And yet another example. On Saturday I got report from night shift on a adult PT with COPD on 2L O2 via NC. She had developed a dry nonproductive cough overnight, woke IP at 4 am with SOB, sats in the low 80s. Night shift got her to do some deep breathing, gave her albuterol inhaler and she went up to 95. Our on call doc refused a duo neb order. I go to check on her at 0800 and she's coughing her head off, sats in the low 80s again, goes to 92 with deep breathing but can't sustain it. Gave her some more albuterol, or helped some. She was white as a ghost, couldn't say more that he's or no. Got weekend doc to agree to send her out (still no neb order). Unit clerk calls EMS, I get paperwork ready and call ED to give report. ED nurse was sighing and giving me the 20 questions. When EMS arrives I'm grilled. She's up to 92 again."Well she looks ok now". That's NOT THE POINT. She cannot sustain that,Zithromax and a gonna be calling you in a few hours anyway when this happens again. She ends up getting admitted with ABGs totally out of whack. RN one course of IV Solu Medrol. They send her back the next day. Nurse reporting to me says, "She stops coughing I'd you tell her to". OMG whatever. She has bilat pleural effusions. Not requiring thoracentisis but still. Breeding ground for infection. At one point down to 81 today. And now on PO Prednisone to meaner than a snake too.

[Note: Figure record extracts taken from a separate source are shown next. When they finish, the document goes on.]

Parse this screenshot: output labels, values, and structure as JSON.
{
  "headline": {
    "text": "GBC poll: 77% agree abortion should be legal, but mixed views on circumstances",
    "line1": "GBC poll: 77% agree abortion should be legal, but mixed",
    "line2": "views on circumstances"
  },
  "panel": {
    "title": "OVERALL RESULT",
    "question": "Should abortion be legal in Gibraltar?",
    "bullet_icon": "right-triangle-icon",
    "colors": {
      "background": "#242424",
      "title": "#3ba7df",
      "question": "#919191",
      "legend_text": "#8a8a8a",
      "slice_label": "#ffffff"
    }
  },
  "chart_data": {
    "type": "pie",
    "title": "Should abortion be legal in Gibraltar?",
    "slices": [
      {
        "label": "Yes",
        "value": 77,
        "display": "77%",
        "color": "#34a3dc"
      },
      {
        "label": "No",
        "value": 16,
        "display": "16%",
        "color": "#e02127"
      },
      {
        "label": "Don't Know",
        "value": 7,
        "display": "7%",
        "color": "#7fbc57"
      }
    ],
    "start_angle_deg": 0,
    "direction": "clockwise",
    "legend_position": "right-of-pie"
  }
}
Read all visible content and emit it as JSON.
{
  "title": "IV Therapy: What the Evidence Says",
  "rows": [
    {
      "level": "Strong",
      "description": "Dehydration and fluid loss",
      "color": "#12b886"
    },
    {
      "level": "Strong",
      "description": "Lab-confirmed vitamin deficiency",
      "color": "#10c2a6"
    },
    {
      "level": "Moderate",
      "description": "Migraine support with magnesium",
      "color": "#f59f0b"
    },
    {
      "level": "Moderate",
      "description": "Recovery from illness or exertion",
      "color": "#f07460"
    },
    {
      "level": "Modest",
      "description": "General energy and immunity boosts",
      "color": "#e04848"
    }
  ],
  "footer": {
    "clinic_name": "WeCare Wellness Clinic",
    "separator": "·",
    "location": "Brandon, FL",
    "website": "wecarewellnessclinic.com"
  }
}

Ugh honestly this grinds my gears. I work in a small psych hospital in the sticks, have very limited psych resources in this area, we get admissions from everywhere. The EDs that refer to us blatantly lie, all the time. The truth of the matter is that WOE CAN'T deal with medical problems unless they're stable. Sure we can deal with accuchecks and insulin, sure we can deal with pts on O2 or need neb's, but the stuff we get sent, just omg. One guy came with what the ED said were "healed over self inflicted wounds". What we GOT were 10 stab wounds to the abdomen, multiple to the arms and legs that were down to adipose tissue, massively infected and gaping. We had a pt come in that hadn't had medical care in years with "just some wheezes. She was a full blown untreated COPDer with says in the low 80's. We had an ED try to send us an adolescent PT who OD'd on a handful of Vyvanse with a HR in the 130s and no LFTs or renal panel done. If she becomes an acute cardiac issue, were at least 20 mins from the closest ED. I don't have ap lot of time to manage major medical stuff. I've usually got 20 acutely ill, many times actively psychotic pts to deal with. When they become acute medically (diabetic with BGs ranging.from 36 to 450 in half an hour, kid with a CPK in the thousands, elderly dementia PT with aspiration pneumonia) the EDs give us a rash of hell for sending them, and sometimes they are sent back with basically no treatment. And.many.of the dementia pts really get me. There is really nothing we're going to do for a dementia PT. They are still going to sundown, we aren't making them better. No matter what anyone does they are just going to decline. We push fluids for low BPs. If someones not drinking we bolus with IV fluids. We do ECT so have quite a few nurses with excellent IV skills. Psych patients get substandard care and that's a fact. We can't handle them with acute medical issues and medical floors don't want them. Adults with serious medical issues die 25 years younger than non mentally ill.
Oh and please, if a psych patient is combative in the ED, please feel free to medicate them with anything you want. We usually request it, actually.